At UC Irvine, construction has begun on the Irvine Biomedical Research Center, a complex that will pursue research on genetics, cancer, immunology and other areas. An industrial park will adjoin the biomedical center to facilitate the commercialization of university science and aid the formation of companies.
The Claremont Colleges are adding a new college devoted to training engineers and executives to work in biomedicine.
Alfred E. Mann, an entrepreneur who created companies around heart pacemakers and insulin pumps, is donating $100 million to USC for an Institute of Biomedical Engineering. And he proposes to give another $100 million to UCLA for a similar institute. His purpose, he said, is to create "a bridge between academia and industry."
Well said. Mann understands that more than money is needed to build a nurturing environment for technological industry. Said Anna Lee Saxenian of UC Berkeley, author of "Regional Advantage," a study of Silicon Valley and Massachusetts' Route 128: "It takes openness between firms and between the education and business communities."
Southern California has the nation's outstanding example of such openness in the Connect program at UC San Diego.
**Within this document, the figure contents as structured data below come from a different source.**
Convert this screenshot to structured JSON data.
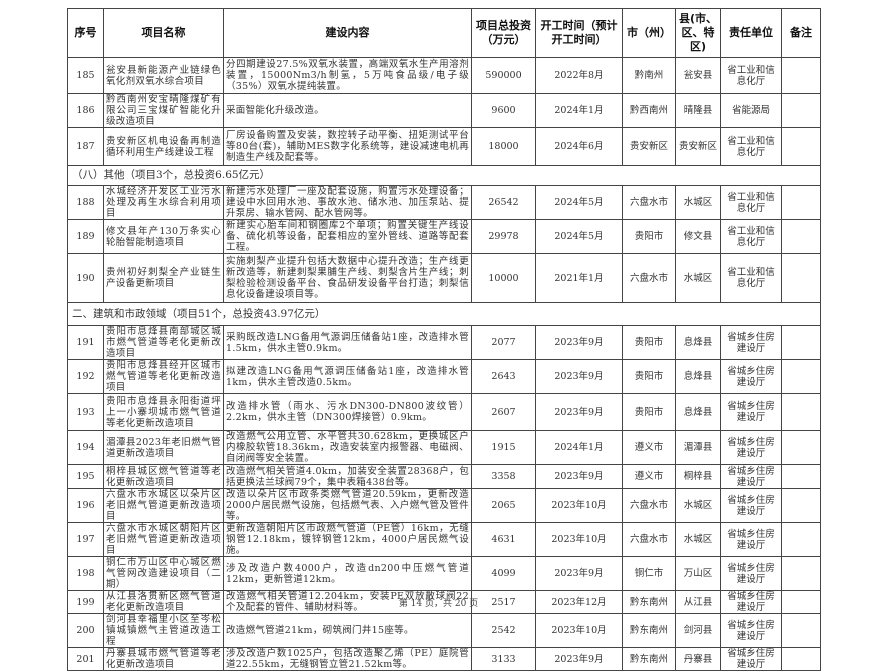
{
  "table": {
    "headers": [
      "序号",
      "项目名称",
      "建设内容",
      "项目总投资（万元）",
      "开工时间（预计开工时间）",
      "市（州）",
      "县(市、区、特区)",
      "责任单位",
      "备注"
    ],
    "rows": [
      {
        "type": "item",
        "no": "185",
        "name": "瓮安县新能源产业链绿色氧化剂双氧水综合项目",
        "content": "分四期建设27.5%双氧水装置，高端双氧水生产用溶剂装置，15000Nm3/h制氢，5万吨食品级/电子级（35%）双氧水提纯装置。",
        "investment": "590000",
        "start": "2022年8月",
        "city": "黔南州",
        "county": "瓮安县",
        "unit": "省工业和信息化厅",
        "note": ""
      },
      {
        "type": "item",
        "no": "186",
        "name": "黔西南州安宝晴隆煤矿有限公司三宝煤矿智能化升级改造项目",
        "content": "采面智能化升级改造。",
        "investment": "9600",
        "start": "2024年1月",
        "city": "黔西南州",
        "county": "晴隆县",
        "unit": "省能源局",
        "note": ""
      },
      {
        "type": "item",
        "no": "187",
        "name": "贵安新区机电设备再制造循环利用生产线建设工程",
        "content": "厂房设备购置及安装，数控转子动平衡、扭矩测试平台等80台(套)，辅助MES数字化系统等，建设减速电机再制造生产线及配套等。",
        "investment": "18000",
        "start": "2024年6月",
        "city": "贵安新区",
        "county": "贵安新区",
        "unit": "省工业和信息化厅",
        "note": ""
      },
      {
        "type": "section",
        "text": "（八）其他（项目3个，总投资6.65亿元）"
      },
      {
        "type": "item",
        "no": "188",
        "name": "水城经济开发区工业污水处理及再生水综合利用项目",
        "content": "新建污水处理厂一座及配套设施，购置污水处理设备；建设中水回用水池、事故水池、储水池、加压泵站、提升泵房、输水管网、配水管网等。",
        "investment": "26542",
        "start": "2024年5月",
        "city": "六盘水市",
        "county": "水城区",
        "unit": "省工业和信息化厅",
        "note": ""
      },
      {
        "type": "item",
        "no": "189",
        "name": "修文县年产130万条实心轮胎智能制造项目",
        "content": "新建实心胎车间和钢圈库2个单项；购置关键生产线设备、硫化机等设备，配套相应的室外管线、道路等配套工程。",
        "investment": "29978",
        "start": "2024年5月",
        "city": "贵阳市",
        "county": "修文县",
        "unit": "省工业和信息化厅",
        "note": ""
      },
      {
        "type": "item",
        "no": "190",
        "name": "贵州初好刺梨全产业链生产设备更新项目",
        "content": "实施刺梨产业提升包括大数据中心提升改造；生产线更新改造等，新建刺梨果脯生产线、刺梨含片生产线；刺梨检验检测设备平台、食品研发设备平台打造；刺梨信息化设备建设项目等。",
        "investment": "10000",
        "start": "2021年1月",
        "city": "六盘水市",
        "county": "水城区",
        "unit": "省工业和信息化厅",
        "note": ""
      },
      {
        "type": "section",
        "text": "二、建筑和市政领域（项目51个，总投资43.97亿元）"
      },
      {
        "type": "item",
        "no": "191",
        "name": "贵阳市息烽县南部城区城市燃气管道等老化更新改造项目",
        "content": "采购既改造LNG备用气源调压储备站1座，改造排水管1.5km，供水主管0.9km。",
        "investment": "2077",
        "start": "2023年9月",
        "city": "贵阳市",
        "county": "息烽县",
        "unit": "省城乡住房建设厅",
        "note": ""
      },
      {
        "type": "item",
        "no": "192",
        "name": "贵阳市息烽县经开区城市燃气管道等老化更新改造项目",
        "content": "拟建改造LNG备用气源调压储备站1座，改造排水管1km，供水主管改造0.5km。",
        "investment": "2643",
        "start": "2023年9月",
        "city": "贵阳市",
        "county": "息烽县",
        "unit": "省城乡住房建设厅",
        "note": ""
      },
      {
        "type": "item",
        "no": "193",
        "name": "贵阳市息烽县永阳街道坪上一小寨坝城市燃气管道等老化更新改造项目",
        "content": "改造排水管（雨水、污水DN300-DN800波纹管）2.2km，供水主管（DN300焊接管）0.9km。",
        "investment": "2607",
        "start": "2023年9月",
        "city": "贵阳市",
        "county": "息烽县",
        "unit": "省城乡住房建设厅",
        "note": ""
      },
      {
        "type": "item",
        "no": "194",
        "name": "湄潭县2023年老旧燃气管道更新改造项目",
        "content": "改造燃气公用立管、水平管共30.628km，更换城区户内橡胶软管18.36km，改造安装室内报警器、电磁阀、自闭阀等安全装置。",
        "investment": "1915",
        "start": "2024年1月",
        "city": "遵义市",
        "county": "湄潭县",
        "unit": "省城乡住房建设厅",
        "note": ""
      },
      {
        "type": "item",
        "no": "195",
        "name": "桐梓县城区燃气管道等老化更新改造项目",
        "content": "改造燃气相关管道4.0km，加装安全装置28368户，包括更换法兰球阀79个，集中表箱438台等。",
        "investment": "3358",
        "start": "2023年9月",
        "city": "遵义市",
        "county": "桐梓县",
        "unit": "省城乡住房建设厅",
        "note": ""
      },
      {
        "type": "item",
        "no": "196",
        "name": "六盘水市水城区以朵片区老旧燃气管道更新改造项目",
        "content": "改造以朵片区市政条类燃气管道20.59km，更新改造2000户居民燃气设施，包括燃气表、入户燃气管及管件等。",
        "investment": "2065",
        "start": "2023年10月",
        "city": "六盘水市",
        "county": "水城区",
        "unit": "省城乡住房建设厅",
        "note": ""
      },
      {
        "type": "item",
        "no": "197",
        "name": "六盘水市水城区朝阳片区老旧燃气管道更新改造项目",
        "content": "更新改造朝阳片区市政燃气管道（PE管）16km，无缝钢管12.18km，镀锌钢管12km，4000户居民燃气设施。",
        "investment": "4631",
        "start": "2023年10月",
        "city": "六盘水市",
        "county": "水城区",
        "unit": "省城乡住房建设厅",
        "note": ""
      },
      {
        "type": "item",
        "no": "198",
        "name": "铜仁市万山区中心城区燃气管网改造建设项目（二期）",
        "content": "涉及改造户数4000户，改造dn200中压燃气管道12km，更新管道12km。",
        "investment": "4099",
        "start": "2023年9月",
        "city": "铜仁市",
        "county": "万山区",
        "unit": "省城乡住房建设厅",
        "note": ""
      },
      {
        "type": "item",
        "no": "199",
        "name": "从江县洛贯新区燃气管道老化更新改造项目",
        "content": "改造燃气相关管道12.204km，安装PE双放散球阀22个及配套的管件、辅助材料等。",
        "investment": "2517",
        "start": "2023年12月",
        "city": "黔东南州",
        "county": "从江县",
        "unit": "省城乡住房建设厅",
        "note": ""
      },
      {
        "type": "item",
        "no": "200",
        "name": "剑河县幸福里小区至岑松镇城镇燃气主管道改造工程",
        "content": "改造燃气管道21km，砌筑阀门井15座等。",
        "investment": "2542",
        "start": "2023年10月",
        "city": "黔东南州",
        "county": "剑河县",
        "unit": "省城乡住房建设厅",
        "note": ""
      },
      {
        "type": "item",
        "no": "201",
        "name": "丹寨县城市燃气管道等老化更新改造项目",
        "content": "涉及改造户数1025户，包括改造聚乙烯（PE）庭院管道22.55km，无缝钢管立管21.52km等。",
        "investment": "3133",
        "start": "2023年9月",
        "city": "黔东南州",
        "county": "丹寨县",
        "unit": "省城乡住房建设厅",
        "note": ""
      }
    ]
  },
  "footer": {
    "page_label": "第 14 页，共 20 页"
  }
}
Twelve years ago, Connect's founder, William Otterson, brought together university researchers, major finance houses, venture capitalists, local entrepreneurs and big companies looking for partners.
And communications proved golden. Connect has served as midwife to the birth of hundreds of companies in biomedicine and telecommunications.
In Los Angeles, in Internet-related fields, James Larkin Jonassen has built New Media Roundtable from small dinner meetings of like-minded tinkerers into gatherings of 1,000 entrepreneurs, sharing ideas and contacts.
On the "101 Corridor" between Calabasas and Camarillo, computer-networking entrepreneurs are leaving one company to form another and another, building critical mass on an industrial frontier.
Rohit Shukla of the state-supported Los Angeles Regional Technology Alliance is extending the neighborhood worldwide through a Global Technological Alliance that links foreign markets to industry pioneers here.
So, what does it take beside knowledge, shared ideas and money to succeed in the new technological economy? It takes energetic people. And Southern California has always attracted dynamism in abundance, whether it was the flyboys of the 1920s and '30s who built the aerospace industry or the fabulous gamblers who earlier built our most spectacular and long-lived industry.
When Zukor, Mayer, Lasky, Fox, Laemmle and others fought one another and learned from one another as they built the movie business in the early years of this century, they gave us a model of how industries are formed and survive--in turmoil and adaptation.
Today Southern California has unprecedented numbers of ambitious immigrants, expanding centers of learning and research and industries on the cutting edge of all these technologies.
Blow our own horn? You bet. Southern California needs to alert the world that the explosion of inventiveness and industry that is going to occur here in the next decade and beyond will have to be seen to be believed.